Monday, Nov. 23, 1942

Industrial Democracy

Among all the labor bigwigs who attended the C.I.O. convention this month in Boston, no man had more unpleasant news on his mind than Left Wing Communist-inclined Reid Robinson, president of the International Union of Mine, Mill and Smelter Workers. Coming up to Boston for a love feast with Phil Murray and the boys he ended up taking a trip across the continent in a U.S. Army bomber trying to quell mutiny among his own miners.

Cause of the hurried trip was the flat refusal of Mine, Mill and Smelter Workers Local No. 1 at Butte, Mont, to allow Negro workers down the shafts of Anaconda Copper. This was in grim defiance of C.I.O.'s strong pro-Negro policies. It was also in defiance of the U.S. Army, and of an Administration patently striving to promote amicable Negro-white relations among the labor forces of this country.

The rumpus at Butte goes back to last month when the Army furloughed 4,000 soldier miners in an effort to ease the terrific shortage of labor in the nonferrous mines. In Utah a few of the new recruits were turned down because of physical disabilities which the Army had passed but which would not stand up in the face of stiff health requirements of the Utah mines. But to Butte were assigned 30-odd physically healthy furloughed Negro soldiers who had only to meet the requirements of Mine, Mill and Smelter Workers Local No. 1--so old it is known as the "mother local"--headed by an oldtime, plain-spoken Irish miner, Jim Byrne.

Local No. 1's requirements proved stiffer than the army had expected.

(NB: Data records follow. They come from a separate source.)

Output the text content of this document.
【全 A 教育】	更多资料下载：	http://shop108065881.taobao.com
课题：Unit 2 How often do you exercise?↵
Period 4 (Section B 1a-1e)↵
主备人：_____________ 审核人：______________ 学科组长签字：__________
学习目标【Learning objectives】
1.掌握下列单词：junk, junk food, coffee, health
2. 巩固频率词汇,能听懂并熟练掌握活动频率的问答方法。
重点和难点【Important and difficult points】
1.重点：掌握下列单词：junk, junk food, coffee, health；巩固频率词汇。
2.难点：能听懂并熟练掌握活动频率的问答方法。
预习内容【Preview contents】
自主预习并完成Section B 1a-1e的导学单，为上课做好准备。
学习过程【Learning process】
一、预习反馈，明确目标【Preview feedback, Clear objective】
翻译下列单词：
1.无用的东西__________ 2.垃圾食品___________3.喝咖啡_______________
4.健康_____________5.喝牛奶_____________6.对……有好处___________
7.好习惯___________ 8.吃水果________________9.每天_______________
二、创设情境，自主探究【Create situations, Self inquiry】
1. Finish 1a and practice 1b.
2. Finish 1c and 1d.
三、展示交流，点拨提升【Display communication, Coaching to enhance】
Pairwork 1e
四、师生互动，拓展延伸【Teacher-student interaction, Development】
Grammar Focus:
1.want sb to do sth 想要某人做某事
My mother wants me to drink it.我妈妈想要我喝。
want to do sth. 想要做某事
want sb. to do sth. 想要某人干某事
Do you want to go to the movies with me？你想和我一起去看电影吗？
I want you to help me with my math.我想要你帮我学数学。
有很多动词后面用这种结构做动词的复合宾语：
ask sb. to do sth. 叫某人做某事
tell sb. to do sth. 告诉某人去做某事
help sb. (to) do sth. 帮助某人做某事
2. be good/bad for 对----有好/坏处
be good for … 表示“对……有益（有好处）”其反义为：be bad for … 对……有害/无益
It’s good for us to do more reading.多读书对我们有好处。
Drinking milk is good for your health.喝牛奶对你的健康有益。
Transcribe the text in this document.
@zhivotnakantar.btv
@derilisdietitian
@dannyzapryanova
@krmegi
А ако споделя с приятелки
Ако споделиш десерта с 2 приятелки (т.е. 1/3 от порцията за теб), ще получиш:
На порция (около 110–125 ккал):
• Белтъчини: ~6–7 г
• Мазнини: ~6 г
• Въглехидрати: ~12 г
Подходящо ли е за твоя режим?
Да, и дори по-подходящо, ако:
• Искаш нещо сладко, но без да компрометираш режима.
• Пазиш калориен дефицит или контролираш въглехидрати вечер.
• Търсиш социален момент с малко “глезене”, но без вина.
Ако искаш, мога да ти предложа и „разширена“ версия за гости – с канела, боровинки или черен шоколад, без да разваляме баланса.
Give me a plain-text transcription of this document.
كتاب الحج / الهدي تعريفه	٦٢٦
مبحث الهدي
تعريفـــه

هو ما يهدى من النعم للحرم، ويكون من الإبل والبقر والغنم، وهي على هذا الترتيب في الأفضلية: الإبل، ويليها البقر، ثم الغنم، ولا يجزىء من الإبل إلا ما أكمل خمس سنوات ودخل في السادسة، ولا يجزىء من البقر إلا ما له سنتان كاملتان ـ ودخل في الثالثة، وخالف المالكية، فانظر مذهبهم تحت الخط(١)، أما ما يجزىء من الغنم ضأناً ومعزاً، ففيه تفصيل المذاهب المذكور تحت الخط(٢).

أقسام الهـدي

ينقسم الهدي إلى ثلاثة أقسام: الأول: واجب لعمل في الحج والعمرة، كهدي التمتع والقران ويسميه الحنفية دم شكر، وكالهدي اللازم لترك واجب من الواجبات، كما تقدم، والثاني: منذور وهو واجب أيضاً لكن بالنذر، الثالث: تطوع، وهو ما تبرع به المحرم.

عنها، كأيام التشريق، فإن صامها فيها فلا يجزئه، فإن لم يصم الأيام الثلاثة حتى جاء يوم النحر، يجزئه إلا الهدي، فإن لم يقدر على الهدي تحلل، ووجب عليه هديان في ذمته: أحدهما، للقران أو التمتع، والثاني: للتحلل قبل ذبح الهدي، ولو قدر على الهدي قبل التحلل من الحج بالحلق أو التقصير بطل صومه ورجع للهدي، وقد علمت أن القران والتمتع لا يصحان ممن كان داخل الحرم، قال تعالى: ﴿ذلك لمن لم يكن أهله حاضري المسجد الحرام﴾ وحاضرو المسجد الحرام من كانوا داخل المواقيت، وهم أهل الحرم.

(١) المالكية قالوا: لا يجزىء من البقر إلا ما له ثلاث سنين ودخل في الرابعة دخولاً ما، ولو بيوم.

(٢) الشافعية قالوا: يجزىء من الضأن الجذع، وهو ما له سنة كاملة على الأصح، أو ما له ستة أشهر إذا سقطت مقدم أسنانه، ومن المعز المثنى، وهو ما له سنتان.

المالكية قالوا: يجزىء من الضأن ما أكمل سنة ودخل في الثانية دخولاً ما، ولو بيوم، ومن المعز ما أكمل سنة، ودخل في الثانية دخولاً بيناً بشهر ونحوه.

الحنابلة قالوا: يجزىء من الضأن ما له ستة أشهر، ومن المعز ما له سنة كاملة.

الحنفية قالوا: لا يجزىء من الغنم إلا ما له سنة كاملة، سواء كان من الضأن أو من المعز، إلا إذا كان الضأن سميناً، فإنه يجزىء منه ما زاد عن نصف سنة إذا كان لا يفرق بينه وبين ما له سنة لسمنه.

When the first 14 Negroes appeared at the pit, 100 miners on the night shift walked out but were urged back to work by the management. Subsequently the whole local refused to work as long as a single Negro was below ground. It was at that point that Mr. Robinson was called from Boston, arrived in Butte for a Sunday meeting held in the Fox Theater. Solemnly 1,700 miners listened to telegrams from Phil Murray, Paul McNutt, General Brehon Somervell. Solemnly they voted to stick by their guns.

This week the Anaconda copper mines were still open, though not operating at full capacity for want of labor. The Negroes were still in Butte, but all above ground. The C.I.O., the Army and the Administration were sputtering. Anaconda, for once no one's whipping boy, could say with Daniel M. Kelly, mine manager: "We're just on the sidelines in all this show." Said Mr. Byrne of Local No. 1: "We're going on the theory that this is still a democracy."